Argiano: appunti di vendemmia

Roberto Caporossi, assistente enologo di Argiano, ci racconta di una vendemmia davvero positiva per la cantina di Montalcino

Il 2019 sarà per Argiano uno di quegli anni che non si potrà dimenticare facilmente: una vendemmia positiva, che fa sperare in un’annata davvero speciale.

Roberto, questa per te è la settima vendemmia ad Argiano, arrivata dopo una primavera fredda e piovosa. Come ha influito sulla maturazione delle uve il ritardo consistente dell’arrivo dell’estate?

Abbiamo vissuto un maggio molto freddo che ha chiaramente rimandato le fasi fenologiche della vite: tutto è stato spostato di qualche giorno, almeno una decina, rispetto alla media degli ultimi tempi. Inoltre il freddo primaverile ha inibito l’attacco dei più comuni patogeni (Peronospora in primis, per dirne uno) ottimo per la salubrità della pianta, particolarmente sensibile in questo periodo.

Si parla di ritorno al passato per questa vendemmia. Quanto è vero?

Sono un po’ giovane per fare un’affermazione del genere. Certo è che quest’anno abbiamo avuto un ritardo nella maturazione rispetto alle scorse annate. Altra novità di questo 2019 è stata che la vendemmia si è articolata in uno spazio temporale molto più ampio di quello degli anni precedenti. La raccolta ci ha tenuti occupati da metà settembre a metà ottobre. Il meteo ha giocato a nostro favore. Innanzitutto, c’è stata un’ottima escursione termica che ha permesso di mantenere acidità sostenute. In secondo luogo, la grande stabilità climatica di settembre e ottobre ha fatto sì che ci potesse essere un controllo costante di ogni singolo appezzamento permettendoci di attendere il momento più opportuno per vendemmiare.

Quindi, che vini ci possiamo aspettare dalla vendemmia 2019?

Non penso di sbilanciarmi se dico che si tratterà di un’annata ottima. Oltre che buono, il vino appare già bellissimo alla vista, con una complessità che si lascia già intravedere: sin dall’inizio della vendemmia, infatti, abbiamo notato che i mosti in fermentazione avevano un colore e dei profumi incredibili. Buonissime anche le acidità, superiori ai 5.5 gr./litro, con pH che si aggirano intorno a 3.4. Dati che sono a dir poco da manuale per vini destinati all’invecchiamento, come i nostri. Al momento non saprei cos’altro desiderare di più.

 

Argiano: Harvest notes

Roberto Caporossi, Argiano’s assistant oenologist, tells us that the harvest this year was a very positive experience for the Montalcino’s winery

The 2019 will be, for Argiano one of those years you cannot forget that easily: a very good harvest, which is promising a very special year.

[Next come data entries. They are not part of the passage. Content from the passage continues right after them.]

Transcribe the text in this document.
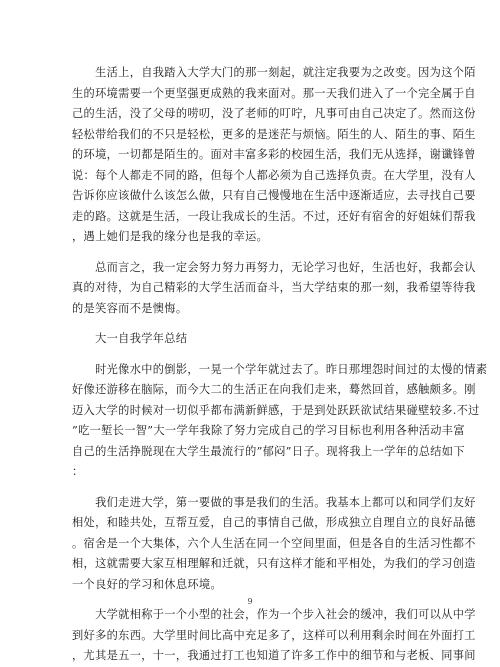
　　生活上，自我踏入大学大门的那一刻起，就注定我要为之改变。因为这个陌
生的环境需要一个更坚强更成熟的我来面对。那一天我们进入了一个完全属于自
己的生活，没了父母的唠叨，没了老师的叮咛，凡事可由自己决定了。然而这份
轻松带给我们的不只是轻松，更多的是迷茫与烦恼。陌生的人、陌生的事、陌生
的环境，一切都是陌生的。面对丰富多彩的校园生活，我们无从选择，谢谶锋曾
说：每个人都走不同的路，但每个人都必须为自己选择负责。在大学里，没有人
告诉你应该做什么该怎么做，只有自己慢慢地在生活中逐渐适应，去寻找自己要
走的路。这就是生活，一段让我成长的生活。不过，还好有宿舍的好姐妹们帮我
，遇上她们是我的缘分也是我的幸运。
　　总而言之，我一定会努力努力再努力，无论学习也好，生活也好，我都会认
真的对待，为自己精彩的大学生活而奋斗，当大学结束的那一刻，我希望等待我
的是笑容而不是懊悔。
　　大一自我学年总结
　　时光像水中的倒影，一晃一个学年就过去了。昨日那埋怨时间过的太慢的情素
好像还游移在脑际，而今大二的生活正在向我们走来，蓦然回首，感触颇多。刚
迈入大学的时候对一切似乎都布满新鲜感，于是到处跃跃欲试结果碰壁较多.不过
”吃一堑长一智”大一学年我除了努力完成自己的学习目标也利用各种活动丰富
自己的生活挣脱现在大学生最流行的”郁闷”日子。现将我上一学年的总结如下
：
　　我们走进大学，第一要做的事是我们的生活。我基本上都可以和同学们友好
相处，和睦共处，互帮互爱，自己的事情自己做，形成独立自理自立的良好品德
。宿舍是一个大集体，六个人生活在同一个空间里面，但是各自的生活习性都不
相，这就需要大家互相理解和迁就，只有这样才能和平相处，为我们的学习创造
一个良好的学习和休息环境。
　　大学就相称于一个小型的社会，作为一个步入社会的缓冲，我们可以从中学
到好多的东西。大学里时间比高中充足多了，这样可以利用剩余时间在外面打工
，尤其是五一，十一，我通过打工也知道了许多工作中的细节和与老板、同事间
9
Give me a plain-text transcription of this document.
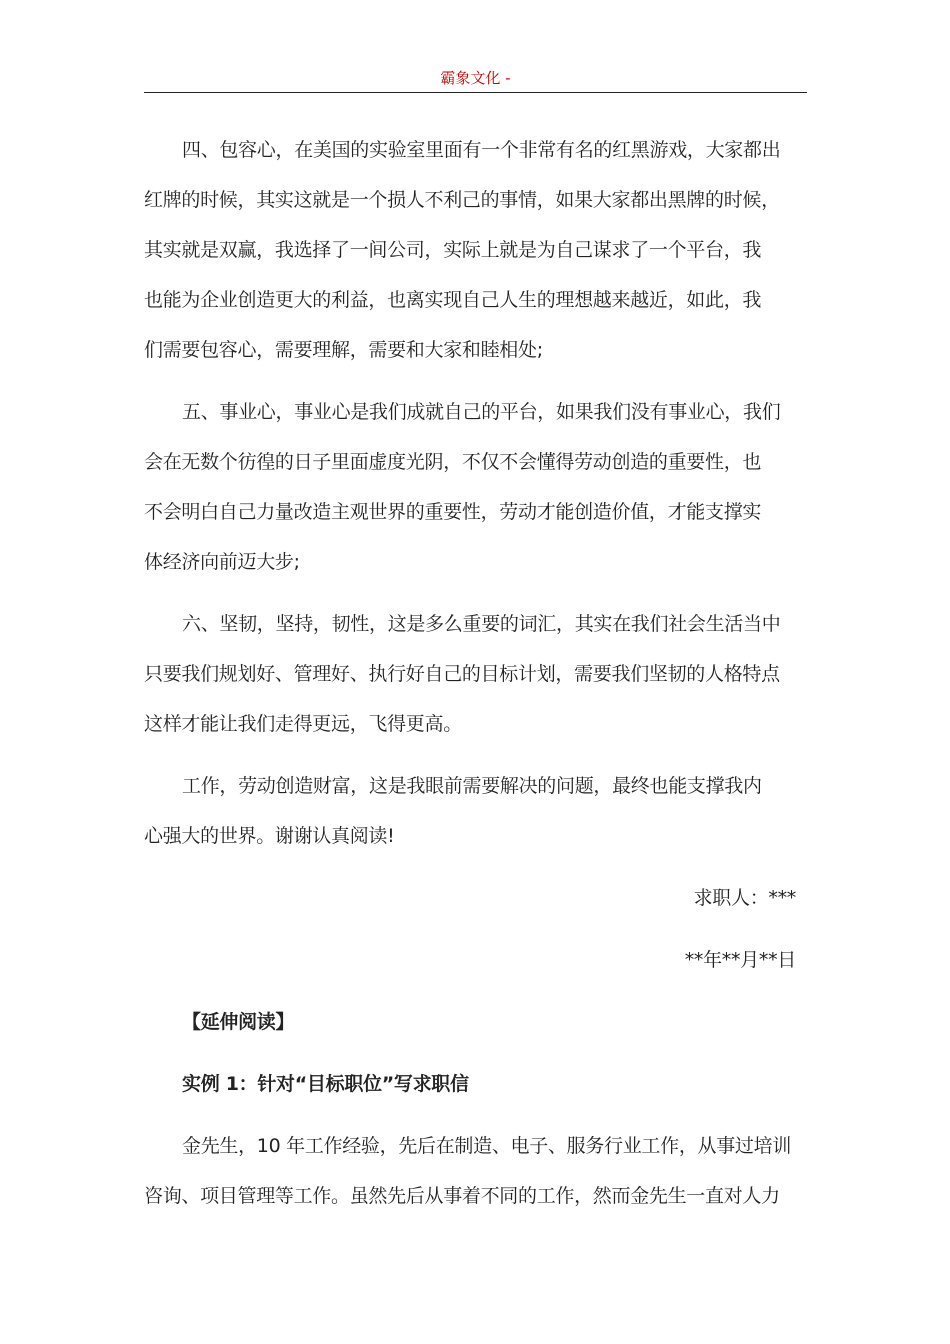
霸象文化 -

四、包容心，在美国的实验室里面有一个非常有名的红黑游戏，大家都出

红牌的时候，其实这就是一个损人不利己的事情，如果大家都出黑牌的时候，

其实就是双赢，我选择了一间公司，实际上就是为自己谋求了一个平台，我

也能为企业创造更大的利益，也离实现自己人生的理想越来越近，如此，我

们需要包容心，需要理解，需要和大家和睦相处;

五、事业心，事业心是我们成就自己的平台，如果我们没有事业心，我们

会在无数个彷徨的日子里面虚度光阴，不仅不会懂得劳动创造的重要性，也

不会明白自己力量改造主观世界的重要性，劳动才能创造价值，才能支撑实

体经济向前迈大步;

六、坚韧，坚持，韧性，这是多么重要的词汇，其实在我们社会生活当中

只要我们规划好、管理好、执行好自己的目标计划，需要我们坚韧的人格特点

这样才能让我们走得更远，飞得更高。

工作，劳动创造财富，这是我眼前需要解决的问题，最终也能支撑我内

心强大的世界。谢谢认真阅读!

求职人：***

**年**月**日

【延伸阅读】

实例 1：针对“目标职位”写求职信

金先生，10 年工作经验，先后在制造、电子、服务行业工作，从事过培训

咨询、项目管理等工作。虽然先后从事着不同的工作，然而金先生一直对人力
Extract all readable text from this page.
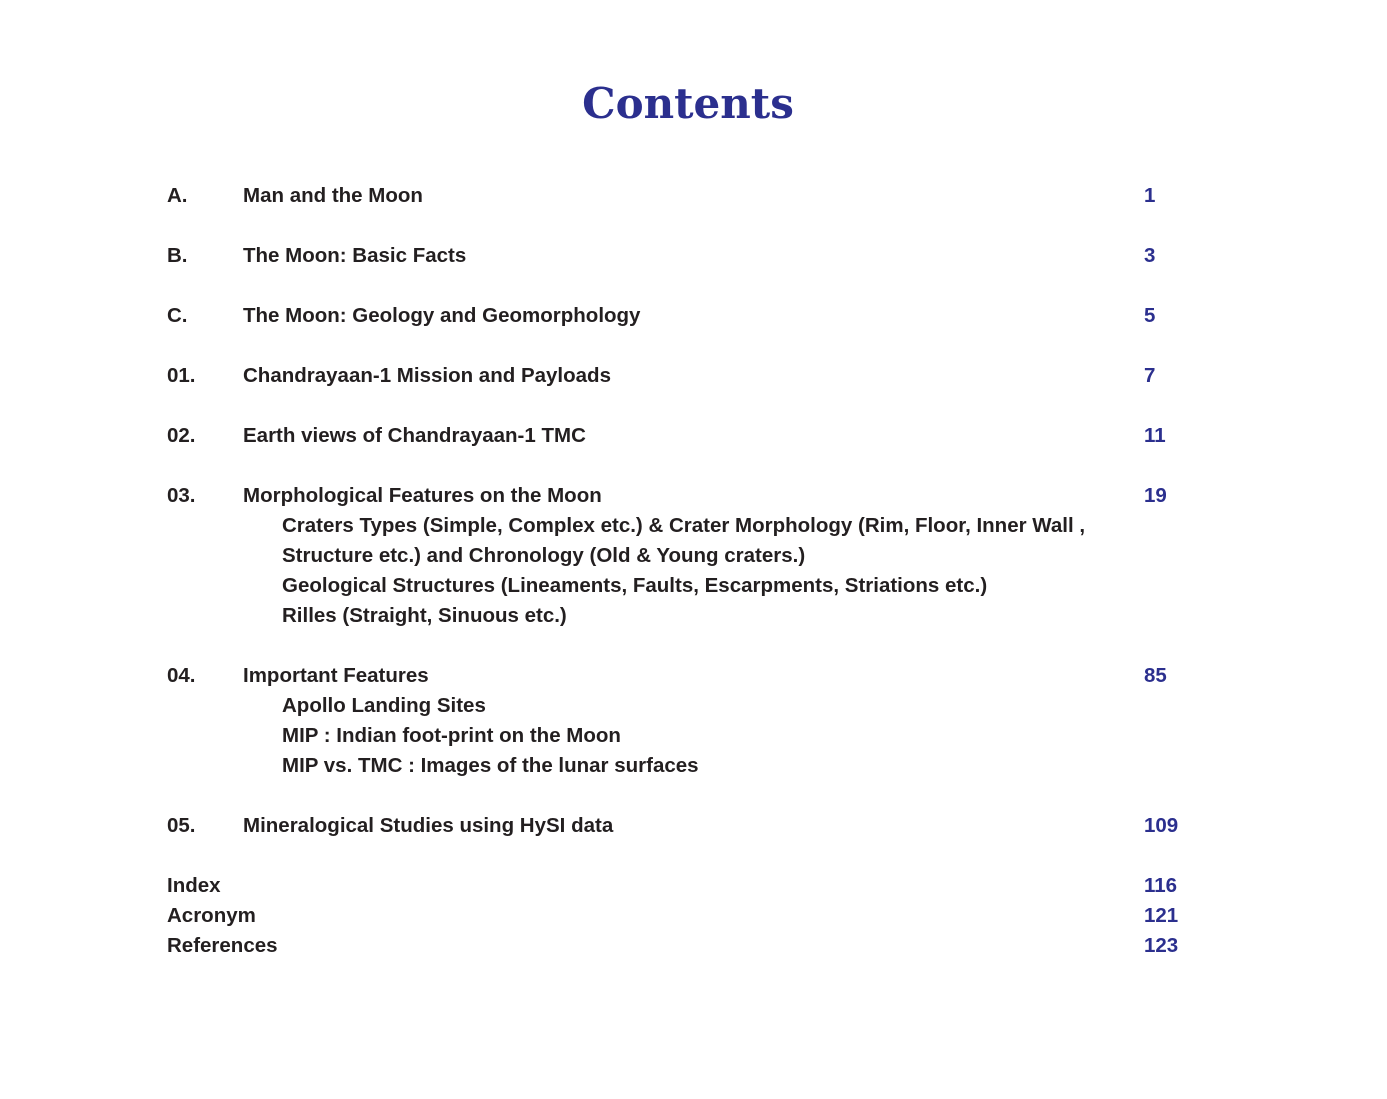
Contents
A.	Man and the Moon	1
B.	The Moon: Basic Facts	3
C.	The Moon: Geology and Geomorphology	5
01. Chandrayaan-1 Mission and Payloads	7
02. Earth views of Chandrayaan-1 TMC	11
03. Morphological Features on the Moon	19
Craters Types (Simple, Complex etc.) & Crater Morphology (Rim, Floor, Inner Wall ,
Structure etc.) and Chronology (Old & Young craters.)
Geological Structures (Lineaments, Faults, Escarpments, Striations etc.)
Rilles (Straight, Sinuous etc.)
04. Important Features	85
Apollo Landing Sites
MIP : Indian foot-print on the Moon
MIP vs. TMC : Images of the lunar surfaces
05. Mineralogical Studies using HySI data	109
Index	116
Acronym	121
References	123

Roberto, this is your seventh harvest in Argiano, came after a very cold and rainy spring. How did that affect the grapes’ ripening?

We had a very cold May that clearly postponed the phenological phases of the vine: everything was delayed additional days, at least ten, compared to the last few years. Also, the springy cold blocked the attack of the most common pathogens (like Downy mildew), this was good for the plant’s health, particularly sensitive in this period.

There is talk of throwback, for this harvest. How true is that?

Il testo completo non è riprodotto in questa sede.